Chieftain's Hatch Museum Review: Ropkey

Museum Website

Google Maps Link

As you’re driving along I-74 a little West of Indianapolis, you may happen to see on the little sign advertising ‘attractions’ just before one of the off-ramps a picture of a tank, with the words “tank museum” under it. Crawfordsville, IN, is a rather unusual place to find a tank museum, but there’s one there.

The Ropkey Armor Museum is owned and run by Mr Fred Ropkey, a former Marine tanker who has been collecting large weapons, judging by the newspaper clippings in the museum, pretty much since before he was authorized to drink. (When did the 21-year-old age limit come into effect anyway?). Back when things like tanks were a tad cheaper, he started collecting and restoring them. Some has been sold on again since, but most of what is left is now on display in what is effectively a barn in his back yard.

As you can see, he crams a lot of stuff into a small space. The website states that it’s open most every day for people to drop by, but as it involves his walking down his back yard to open the door, it may be a good idea to just telephone ahead of time to make sure they’re not on vacation or something. That said, he’s a very welcoming chap.

The first problem is trying to actually find the place. With the aid of written directions, I still got thoroughly lost, and probably scuffed up the paint on the rental by driving a mile and a bit on gravel trails. There is actually a hardtop road, but I managed to miss it completely. Fortunately, there is a sign at the gate to his property, so once you’re on the right road, look for it next to the white picket fence.

So, what’s in here? Well, mainly tanks, of course, and mainly American ones at that. He seems to have a definite preference for it. That said, he does have some other random stuff like the above Gatling. There is a little reading area at the top of the shot, which has some nice comfy chairs, and a number of books and photograph albums to peruse if you want to take the weight off your feet while surrounded by armour.

The ‘symbol’ of the museum is the M1917A1.

It must be said, this thing is in absolutely fantastic condition. Not all the vehicles are like that, but more than not are in great condition both inside and out. That said, it’s not the oldest armoured tracked vehicle there, he seems to have acquired an armoured Holt tractor. Complete with Chauchat.
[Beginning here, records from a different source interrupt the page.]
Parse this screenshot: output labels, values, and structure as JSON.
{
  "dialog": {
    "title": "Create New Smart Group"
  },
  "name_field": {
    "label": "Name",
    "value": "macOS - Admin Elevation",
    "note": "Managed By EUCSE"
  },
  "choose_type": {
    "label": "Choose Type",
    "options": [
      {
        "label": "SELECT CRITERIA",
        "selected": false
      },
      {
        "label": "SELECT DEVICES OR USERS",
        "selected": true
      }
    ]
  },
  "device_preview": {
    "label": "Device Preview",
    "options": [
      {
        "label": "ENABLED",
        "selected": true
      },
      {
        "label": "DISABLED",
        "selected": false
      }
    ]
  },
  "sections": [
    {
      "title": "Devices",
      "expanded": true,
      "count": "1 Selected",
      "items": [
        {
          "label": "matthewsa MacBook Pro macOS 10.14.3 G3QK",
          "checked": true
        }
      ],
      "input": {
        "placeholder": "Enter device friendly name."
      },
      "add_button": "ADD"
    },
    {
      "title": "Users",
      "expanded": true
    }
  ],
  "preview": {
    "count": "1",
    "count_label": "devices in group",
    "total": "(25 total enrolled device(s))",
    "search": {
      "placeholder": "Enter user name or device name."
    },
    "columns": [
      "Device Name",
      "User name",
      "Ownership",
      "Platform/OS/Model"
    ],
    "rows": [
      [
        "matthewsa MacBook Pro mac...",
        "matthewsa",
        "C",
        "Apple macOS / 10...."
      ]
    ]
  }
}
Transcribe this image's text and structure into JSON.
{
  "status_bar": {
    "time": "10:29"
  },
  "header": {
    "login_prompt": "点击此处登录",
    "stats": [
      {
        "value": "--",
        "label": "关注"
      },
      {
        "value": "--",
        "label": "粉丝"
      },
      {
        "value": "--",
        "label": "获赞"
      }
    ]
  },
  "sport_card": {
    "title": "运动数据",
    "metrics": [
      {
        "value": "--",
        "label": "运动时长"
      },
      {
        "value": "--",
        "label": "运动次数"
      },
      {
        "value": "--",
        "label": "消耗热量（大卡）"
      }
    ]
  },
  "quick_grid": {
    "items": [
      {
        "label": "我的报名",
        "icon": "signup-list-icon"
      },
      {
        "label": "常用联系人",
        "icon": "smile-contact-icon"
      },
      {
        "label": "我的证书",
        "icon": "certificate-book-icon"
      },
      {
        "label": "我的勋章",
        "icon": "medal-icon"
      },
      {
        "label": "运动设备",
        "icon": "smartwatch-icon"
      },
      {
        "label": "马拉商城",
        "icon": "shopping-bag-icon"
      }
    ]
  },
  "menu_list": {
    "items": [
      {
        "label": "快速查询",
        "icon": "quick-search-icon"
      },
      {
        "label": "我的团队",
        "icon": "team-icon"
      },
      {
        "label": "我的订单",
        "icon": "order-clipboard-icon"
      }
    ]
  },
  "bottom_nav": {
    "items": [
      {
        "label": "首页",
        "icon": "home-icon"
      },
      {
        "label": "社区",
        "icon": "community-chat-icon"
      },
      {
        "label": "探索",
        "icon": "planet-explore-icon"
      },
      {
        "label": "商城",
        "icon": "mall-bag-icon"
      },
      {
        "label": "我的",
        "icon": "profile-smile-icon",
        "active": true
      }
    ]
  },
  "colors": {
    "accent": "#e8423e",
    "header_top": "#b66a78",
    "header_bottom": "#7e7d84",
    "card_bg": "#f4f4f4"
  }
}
And yes, that is a PBR sitting in the background. At the other end of the scale, the most modern vehicle in the collection is the M109, also in reasonably good nick.

Most of the vehicles appear to be operational, indeed Mr Ropkey cranked over the M4 for us since we were there.

One of the exceptions to the ‘Mainly American’ rule is this little chap, the Shinoto Chi-Ha.

Finding Japanese tanks is something like finding a Lancia Beta that is still roadworthy. There are some out there, once in a blue moon you’ll see one. Indiana is one of those places one would not ordinarily expect, but there you are. Sadly, I couldn’t get close enough to it because of all the other stuff around it to be able to shine a light inside to inspect the interior, but I have a suspicion that the inside is not quite in as good a condition as the outside.

It’s amazing how many M24s are painted up as “Rebel’s Roost”.. You’d think it was a famous tank or something. (It was the first US tank to see combat in Korea). I wonder if the real Rebel’s Roost actually exists?

The other half of the building which, for some reason, I appear not to have photographed, is a lot more open and contains mainly non-tank stuff, including a couple of airplanes and an Iroquois.

A date to note is the annual regional MVPA chapter meeting. It’s held at the museum the weekend of the 21st Sept this year, check the museum website for details.

The museum isn’t so much a museum per se, it really is just the collection in a chap’s man-cave who is generous enough to share his collection with the general population. There is no cover charge, he really is sharing this with us out of the goodness of his heart.

We certainly aren’t talking Bovington here, and I wouldn’t necessarily fly to Indianapolis specifically to see this: There’s not much on display that can’t be seen elsewhere, but it is in excellent condition, and face it, what’s better to see in the Indianapolis region?